No fue casual que fuera el 28 de diciembre el día en que la bala tomó por asalto el cuerpo frágil de Cinthia. Entre pasillos y caseríos burbujeantes que se levantan y caen, entre bloques de dineros fáciles y aquellos sudados hasta destrozar las espaldas de los trabajadores. Es otro mundo el que respiraba Cinthia. Un mundo ajeno a los ojos del poder. Allí donde se erige un sistema de exclusión cerrado, donde el que ingresa difícilmente salga y donde las rejas son indelebles pero férreas. Donde día a día se ensancha más esa cárcel a cielo abierto.
Aquella noche hacía calor y se respiraba el clima festivo de un año duro que se iba. Al que se lo despediría para abrir las puertas a una nueva esperanza. Que quizás no llegara nunca. Cuentan que Librado Osmar Silvero Verón le pegó a su pareja en la calle. Que hubo gritos. Empellones. Que los vecinos quisieron ayudar a la mujer. Que los prefectos -en ese viejo juego de hagamos como que- sacaron a Verón del lugar, que volvió poco después y disparó.
“Cinthia será la silla vacía en 4º D, Cinthia será la alumna que muchos no tendremos en el aula, Cinthia será la compañera de juegos ausente en cada recreo para Iara y Araceli, sus mejores amigas, Cinthia será el amor infantil perdido para su vecino y compañero Brandon, Cinthia será el profundo dolor de su mamá Martina, de su familia y de sus vecinxs, para los cuales no hay felices fiestas. Pero Cinthia, como Kevin y como todxs nuestrxs pibxs, estarán presentes y serán los protagonistas de la construcción del barrio que soñamos”, escribieron los militantes de la Corriente Popular Juana Azurduy.

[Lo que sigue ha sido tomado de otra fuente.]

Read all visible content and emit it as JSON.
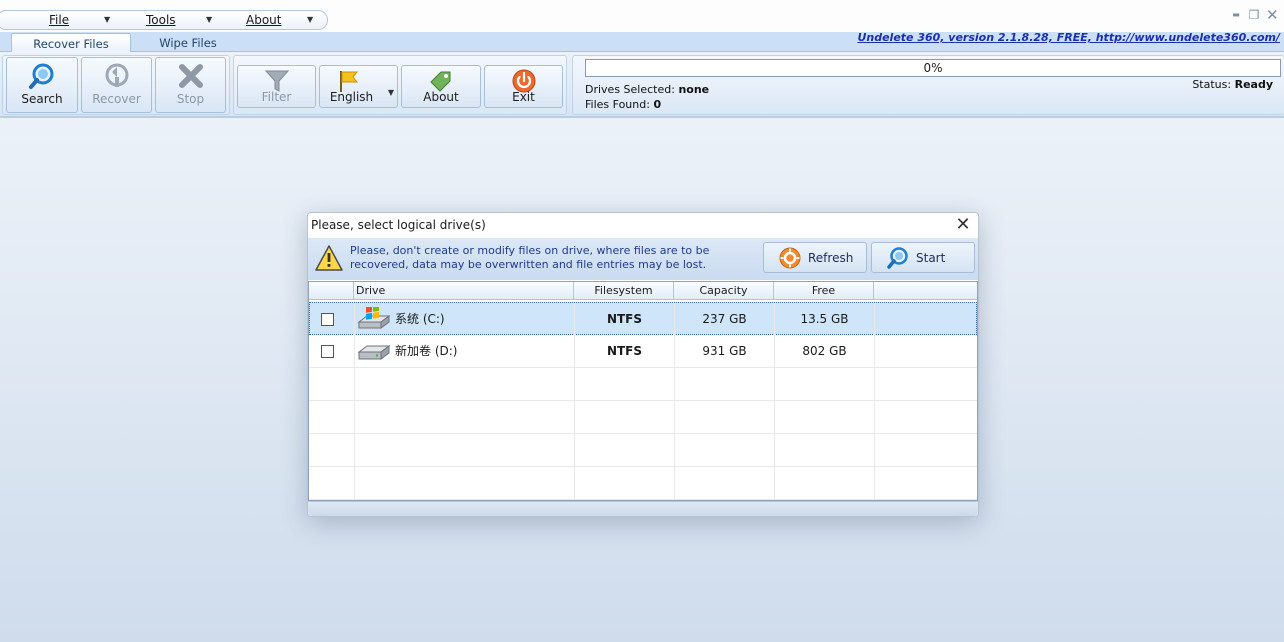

En apenas un segundo, el del estallido de la bala, Cinthia se hermanó con Kevin Molina, que un septiembre de 2013 estaba escondido bajo una mesada mientras a su alrededor volaban y se entrecruzaban más de un centenar de disparos en villa Zavaleta. En tan similar destino al de Ana Eugenia, que apenas sabía caminar, aquel enero de dos años atrás cuando en Dock Sud la atraparon los golpes secos de otras balas. O al de Serena Martínez, con sus siete años, aquel noviembre santafesino, en el Club Regatas.
Una y otra vez la perversidad mutila la infancia. Como la de Sabrina Olmos, en el patio de su escuela en Morón, cuando entró la feroz bala policial. La de Micaela Ruiz, de Villa Fiorito, atravesada por las balas narcos que se interpusieron con sus mandados en el almacén. O la de Enzo Ledesma, en Villa La Carcova.
Cada una de sus muertes tendrá una explicación formal, de ribetes policiales y luego judiciales, para la crónica olvidable. Resta la otra. La que unirá cada una de esas ausencias en un mismo rompecabezas. La ferocidad de las balas vistió de invierno a este 28 de diciembre. Tan gris y tan oscuramente violento que no se otea, detrás del horizonte, ni siquiera una tímida brisa que anuncie el estallido heroico de alguna primavera.